AliExpress et Temu sont des plateformes de commerce en ligne proposant une immense variété de produits, la plupart fabriqués en Chine. Les prix très bas, la livraison gratuite (basée sur le service postal de l’Union postale universelle des Nations Unies) et la contrefaçon sont les éléments clés que partagent ces entreprises. Aussi, elles se distinguent de Coupang ou Gmarket (des équivalents sud-coréens d’Amazon) par le fait de connecter plus directement clients finaux et fabricants via le système DTC (direct-to-consumer).

Le bonheur des consommateurs entraîne la peur de la Corée du Sud de voir disparaître une grande partie de ses entreprises locales. Même le géant Coupang regarde avec crainte ses concurrents chinois arriver dans son rétroviseur, car ils arrivent vite, très vite.

Point sur AliExpress et Temu

Dès le mois de janvier, Jeong Jeong-suk du site KTNews.com annonçait qu’Ali et Temu menacent le leader Coupang. Faisons un point sur ces les deux sociétés chinoises et leur évolution dans le Classement de l’utilisation des applications du secteur shopping (쇼핑업종 앱 사용량 순위) proposé par Korea Forbes.

AliExpress

AliExpress (nommé ici Ali) est une entreprise du groupe Alibaba créée en 2010 et basée en Chine. L’entreprise est arrivée sur le marché coréen en 2018. En mars 2023, Ali annonce un plan d’investissement de 100 milliards de wons pour conquérir le marché sud-coréen. Cette somme a été utilisée, entre autres, pour :

  • s’offrir l’image de l’acteur Ma Dong-seok, très populaire auprès du public coréen ;
  • construire deux énormes entrepôts de 100 000 m² à Weihai et à Yantai afin de garantir une livraison dans les 5 jours.
Image promotionnelle d'AliExpress avec l'acteur Ma Dong-seok.
Image promotionnelle d’AliExpress avec l’acteur Ma Dong-seok.
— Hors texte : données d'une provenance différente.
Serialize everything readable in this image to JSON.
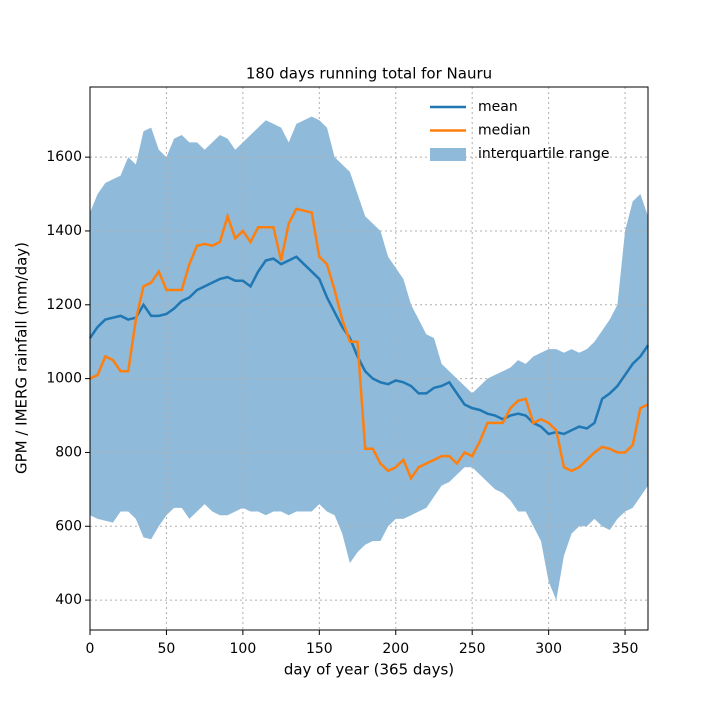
{
  "chart_data": {
    "type": "line",
    "title": "180 days running total for Nauru",
    "xlabel": "day of year (365 days)",
    "ylabel": "GPM / IMERG rainfall (mm/day)",
    "x": [
      0,
      5,
      10,
      15,
      20,
      25,
      30,
      35,
      40,
      45,
      50,
      55,
      60,
      65,
      70,
      75,
      80,
      85,
      90,
      95,
      100,
      105,
      110,
      115,
      120,
      125,
      130,
      135,
      140,
      145,
      150,
      155,
      160,
      165,
      170,
      175,
      180,
      185,
      190,
      195,
      200,
      205,
      210,
      215,
      220,
      225,
      230,
      235,
      240,
      245,
      250,
      255,
      260,
      265,
      270,
      275,
      280,
      285,
      290,
      295,
      300,
      305,
      310,
      315,
      320,
      325,
      330,
      335,
      340,
      345,
      350,
      355,
      360,
      365
    ],
    "series": [
      {
        "name": "mean",
        "color": "#1f77b4",
        "values": [
          1110,
          1140,
          1160,
          1165,
          1170,
          1160,
          1165,
          1200,
          1170,
          1170,
          1175,
          1190,
          1210,
          1220,
          1240,
          1250,
          1260,
          1270,
          1275,
          1265,
          1265,
          1250,
          1290,
          1320,
          1325,
          1310,
          1320,
          1330,
          1310,
          1290,
          1270,
          1220,
          1180,
          1140,
          1110,
          1060,
          1020,
          1000,
          990,
          985,
          995,
          990,
          980,
          960,
          960,
          975,
          980,
          990,
          960,
          930,
          920,
          915,
          905,
          900,
          890,
          900,
          905,
          900,
          880,
          870,
          850,
          855,
          850,
          860,
          870,
          865,
          880,
          945,
          960,
          980,
          1010,
          1040,
          1060,
          1090
        ]
      },
      {
        "name": "median",
        "color": "#ff7f0e",
        "values": [
          1000,
          1010,
          1060,
          1050,
          1020,
          1020,
          1160,
          1250,
          1260,
          1290,
          1240,
          1240,
          1240,
          1310,
          1360,
          1365,
          1360,
          1370,
          1440,
          1380,
          1400,
          1370,
          1410,
          1410,
          1410,
          1320,
          1420,
          1460,
          1455,
          1450,
          1330,
          1310,
          1240,
          1160,
          1100,
          1100,
          810,
          810,
          770,
          750,
          760,
          780,
          730,
          760,
          770,
          780,
          790,
          790,
          770,
          800,
          790,
          830,
          880,
          880,
          880,
          920,
          940,
          945,
          880,
          890,
          880,
          860,
          760,
          750,
          760,
          780,
          800,
          815,
          810,
          800,
          800,
          820,
          920,
          930
        ]
      }
    ],
    "band": {
      "name": "interquartile range",
      "color": "#8fbad9",
      "upper": [
        1450,
        1500,
        1530,
        1540,
        1550,
        1600,
        1580,
        1670,
        1680,
        1620,
        1600,
        1650,
        1660,
        1640,
        1640,
        1620,
        1640,
        1660,
        1650,
        1620,
        1640,
        1660,
        1680,
        1700,
        1690,
        1680,
        1640,
        1690,
        1700,
        1710,
        1700,
        1680,
        1600,
        1580,
        1560,
        1500,
        1440,
        1420,
        1400,
        1330,
        1300,
        1270,
        1200,
        1160,
        1120,
        1110,
        1040,
        1020,
        1000,
        980,
        960,
        980,
        1000,
        1010,
        1020,
        1030,
        1050,
        1040,
        1060,
        1070,
        1080,
        1080,
        1070,
        1080,
        1070,
        1080,
        1100,
        1130,
        1160,
        1200,
        1400,
        1480,
        1500,
        1440
      ],
      "lower": [
        630,
        620,
        615,
        610,
        640,
        640,
        620,
        570,
        565,
        600,
        630,
        650,
        650,
        620,
        640,
        660,
        640,
        630,
        630,
        640,
        650,
        640,
        640,
        630,
        640,
        640,
        630,
        640,
        640,
        640,
        660,
        640,
        630,
        580,
        500,
        530,
        550,
        560,
        560,
        600,
        620,
        620,
        630,
        640,
        650,
        680,
        710,
        720,
        740,
        760,
        760,
        740,
        720,
        700,
        690,
        670,
        640,
        640,
        600,
        560,
        450,
        400,
        520,
        580,
        600,
        600,
        620,
        600,
        590,
        620,
        640,
        650,
        680,
        710
      ]
    },
    "xlim": [
      0,
      365
    ],
    "ylim": [
      319,
      1790
    ],
    "xticks": [
      0,
      50,
      100,
      150,
      200,
      250,
      300,
      350
    ],
    "yticks": [
      400,
      600,
      800,
      1000,
      1200,
      1400,
      1600
    ],
    "grid": true,
    "legend": "upper right"
  }
}
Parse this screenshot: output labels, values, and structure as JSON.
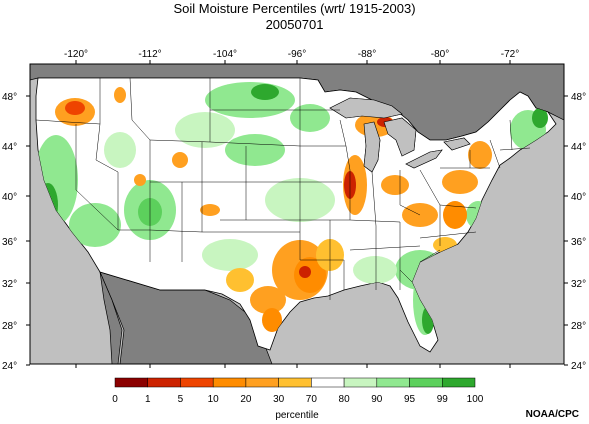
{
  "title": {
    "line1": "Soil Moisture Percentiles (wrt/ 1915-2003)",
    "line2": "20050701"
  },
  "axes": {
    "lon_labels": [
      "-120°",
      "-112°",
      "-104°",
      "-96°",
      "-88°",
      "-80°",
      "-72°"
    ],
    "lat_labels": [
      "48°",
      "44°",
      "40°",
      "36°",
      "32°",
      "28°",
      "24°"
    ]
  },
  "colorbar": {
    "title": "percentile",
    "tick_labels": [
      "0",
      "1",
      "5",
      "10",
      "20",
      "30",
      "70",
      "80",
      "90",
      "95",
      "99",
      "100"
    ],
    "colors": [
      "#8b0000",
      "#cc2200",
      "#ee4400",
      "#ff8c00",
      "#ffa020",
      "#ffc030",
      "#ffffff",
      "#c8f5c0",
      "#90e890",
      "#5cd05c",
      "#2ea82e"
    ]
  },
  "credit": "NOAA/CPC",
  "map_colors": {
    "ocean": "#c0c0c0",
    "foreign_land": "#808080",
    "great_lakes": "#c0c0c0"
  }
}
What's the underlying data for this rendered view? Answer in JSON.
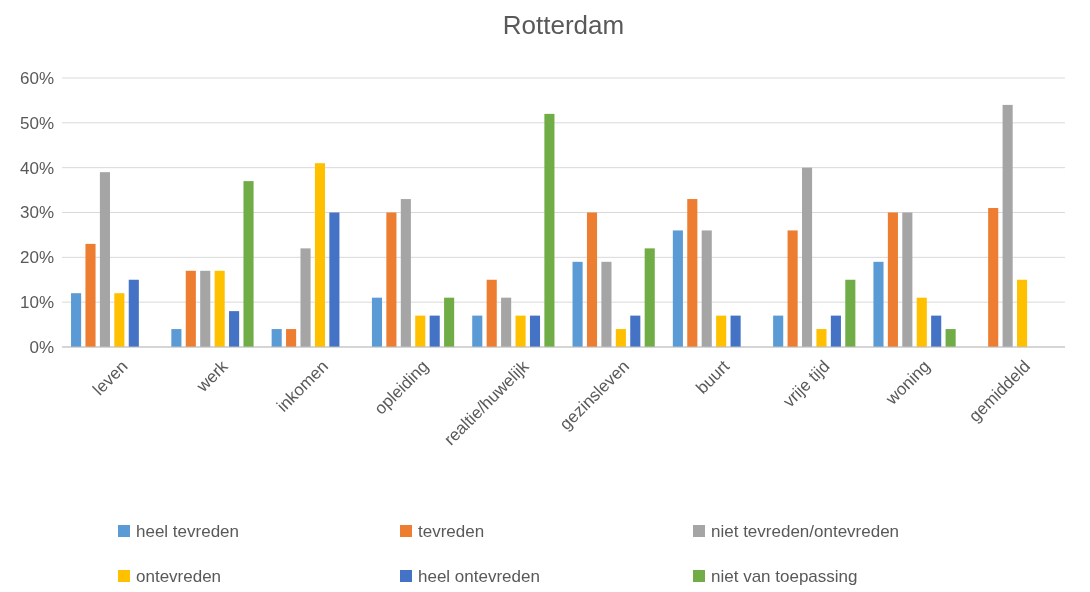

Ali s’est d’abord fait connaître par son site e‑commerce avant de se concentrer davantage sur ses services via une application.

En janvier 2023, Ali se classait 13entreprise e‑commerce du marché sud-coréen avec 2,5 millions d’utilisateurs. En janvier 2024, l’entreprise s’est hissée directement à la 3place grâce à ses 5,6 millions d’utilisateurs, soit une hausse spectaculaire de plus de 221 %. Le géant Ali a donc dépassé Gmarket qui était jusqu’alors solidement amarré à sa 3place.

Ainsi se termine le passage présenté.